Construction and location of the ABS sensor
The ABS consists of an engine speed sensor, ABS ring and a control unit. In the technical sense an ABS sensor is quite simple: it is only a magnet sensor, emitting a signal when it approaches a magnetic field. The ABS ring causes this: this iron toothed (or perforated) ring permanently registers the magnetic field that successively appears and disappears from tooth to tooth or perforation to perforation during normal driving. This frequency is transmitted to the control unit. As long as the ring registers a permanent motion of the wheel, the ABS leaves the brake alone. When during braking the wheel blocks, the control unit unblocks the brake in impulses resulting in the so-called "stutter brake". This enables the driver to keep the car under control and avoid an obstacle when suddenly braking.
Defects and repair of the ABS sensor
When the ABS sensor is defective, it is immediately perceived. The control unit no longer receives signals and assumes that wheel is blocked. With every braking manoeuvre the control unit causes the stutter brake, making driving with a defective ABS very uncomfortable and unsafe. An ABS sensor can be damaged internally, the cables can have become detached or the contacts are corroded. The sensor sits close to the road and is therefore exposed to the weather and splashing water. A malfunctioning sensor causes a warning lamp to light on the dashboard. This function is sufficiently sensitive for the lamp to light up before the sensor function totally fails. Replacing the ABS sensor is very simple. The wheel is removed, the old sensor unscrewed and replaced by a new one. The distance between sensor and ABS ring must be aligned again with a feeler gauge. After connecting the control unit, the system should function again. Sometimes the unit has to be programmed into the new ABS sensor. This is a job for garages.
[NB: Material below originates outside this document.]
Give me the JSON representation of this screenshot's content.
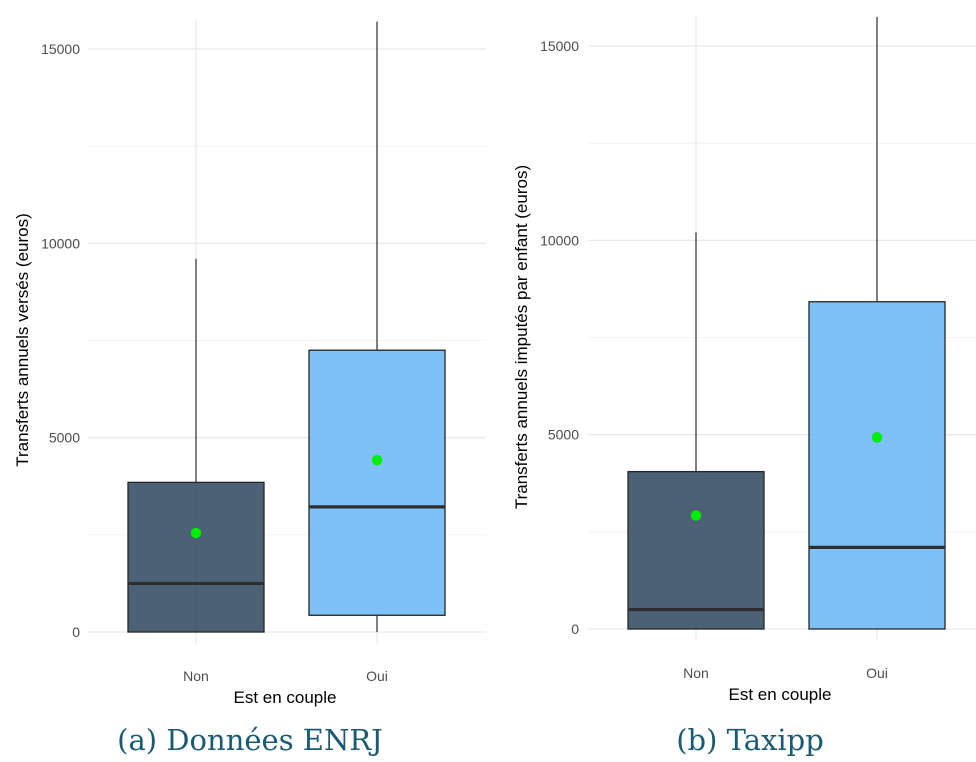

Replacing the ABS sensor automatically involves checking the entire brake system: this is an excellent occasion for a visual check of brake linings with wear sensors, brake discs, brake lines and hoses.
Costs for ABS sensors
The times when electronic components cost a fortune, are long past. Prices for a brand quality ABS sensor start at 7 EUR (c. £6) per piece. At these low prices it is recommended to replace the components before the end of their life span as a precaution. Principally, ABS sensors are not built as typical wear parts. Under ideal circumstances they should last as long as the car: 15 years and 250.000 kilometres. Nevertheless its vulnerable position is not optimal for such a long use. We recommend therefore replacing preventively the ABS sensor every 100.000 km. This makes the car permanently safe, brake-ready and steerable.